China’s blacklist -- delivered verbally to commodities traders -- includes coal, barley, copper, sugar, timber, wine and lobster. It doesn’t cover materials, like iron ore or natural gas, where import curbs could unduly damage China’s own economy.

“The Chinese warned earlier this year that many of the goods that Australia exports were replaceable,” Richard McGregor, senior fellow at Sydney-based think tank Lowy Institute said by phone. “Now they’re going about replacing them. China seems determined to punish Australia and make it an example to other countries.”
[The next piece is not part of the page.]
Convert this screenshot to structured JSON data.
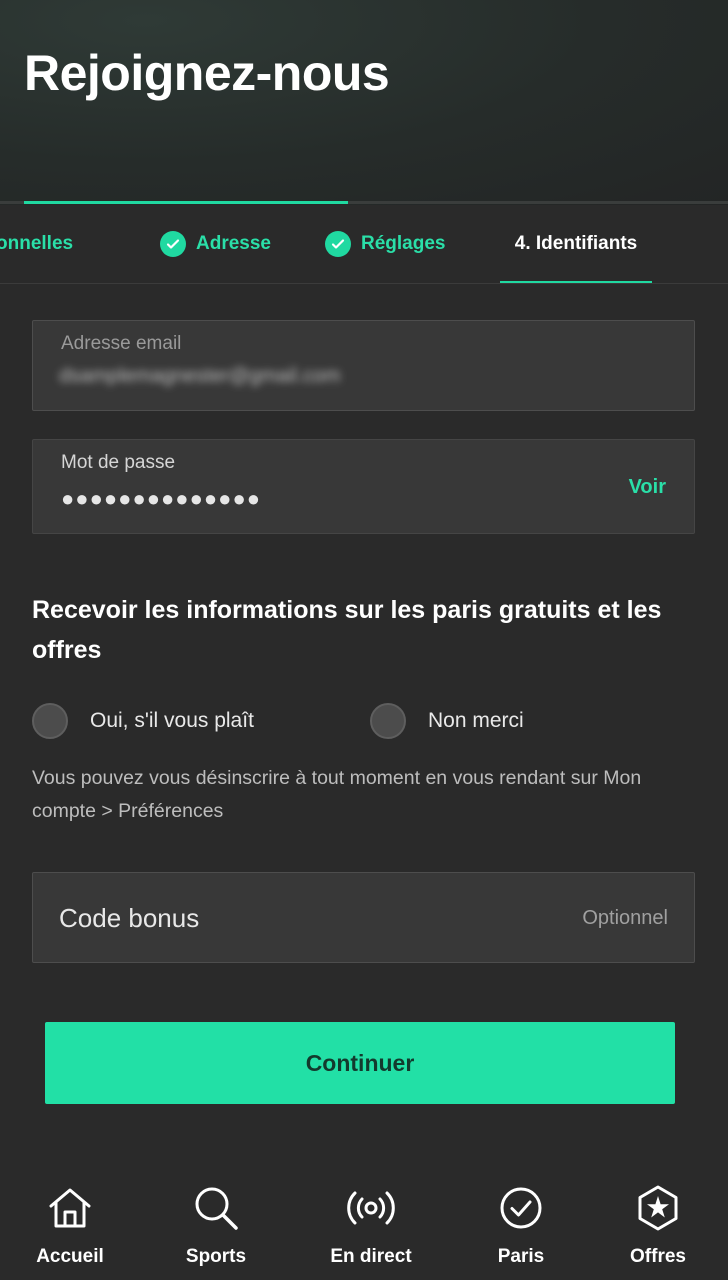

That means pain for global commodities groups hauling coal from huge mines in eastern Australia, or lobster farmers rearing the creatures off the country’s west coast. Winemakers, who’ve enjoyed a booming demand from China’s growing middle-class, may suffer.

Coal Country

The black stuff used to generate energy or make steel is the chunkiest of China’s targets. Coal accounted for about 9% of all Australia’s earnings from exports to China last year, far behind the biggest contributor iron ore and a few notches below natural gas.

Primary Exports

Iron ore is seen as more immune from trade actions because China’s sprawling steel sector needs vast quantities of Australia’s high-quality ore. The remaining products now in China’s crosshairs all fall in the “other” category. Together they might account for about 5% of export revenues if wheat is included, according to Bloomberg analysis of Australian government data.

Wining and Dining

Beijing doesn’t seem concerned about its richer population’s demand for Australian lobster or fine wines. For premium wines, China is Australia’s biggest buyer, spending almost A$1.2 billion ($830 million) in the year through September, according to trade body Wine Australia. That’s about two and a half times bigger than its exports to the U.S.

Grapes Of Wrath

The industry has been bracing for trouble in its top market since China announced two trade investigations into Australian wine earlier this year. Shares of one Australian producer, Treasury Wine Estates Ltd., dropped as much as 3% on Tuesday, the most since September.

Copper Conundrum

The copper market spotlights the trade mismatch between the two countries. About 55% of Australia’s mined copper exports headed for the Asian nation last year. But Australia made up barely 5% of China’s needs, meaning it shouldn’t be too much of a problem for its smelters to source alternatives.

Metal Math

One Australian copper producer Sandfire Resources Ltd. fell as much as 9%, although the company said it was confident of finding alternative customers if needed. “The ore from Australia might still get shipped to China after blending or in refined form,” Eric Liu, head of trading and research at AKS Resources Ltd. said from Shanghai.

Wooden Result

Though Beijing will halt sugar and wood imports, they aren’t big export earners for Australia in trade with China. The Asian nation banned timber imports from the state of Queensland after finding pests during checks, the customs administration said last week.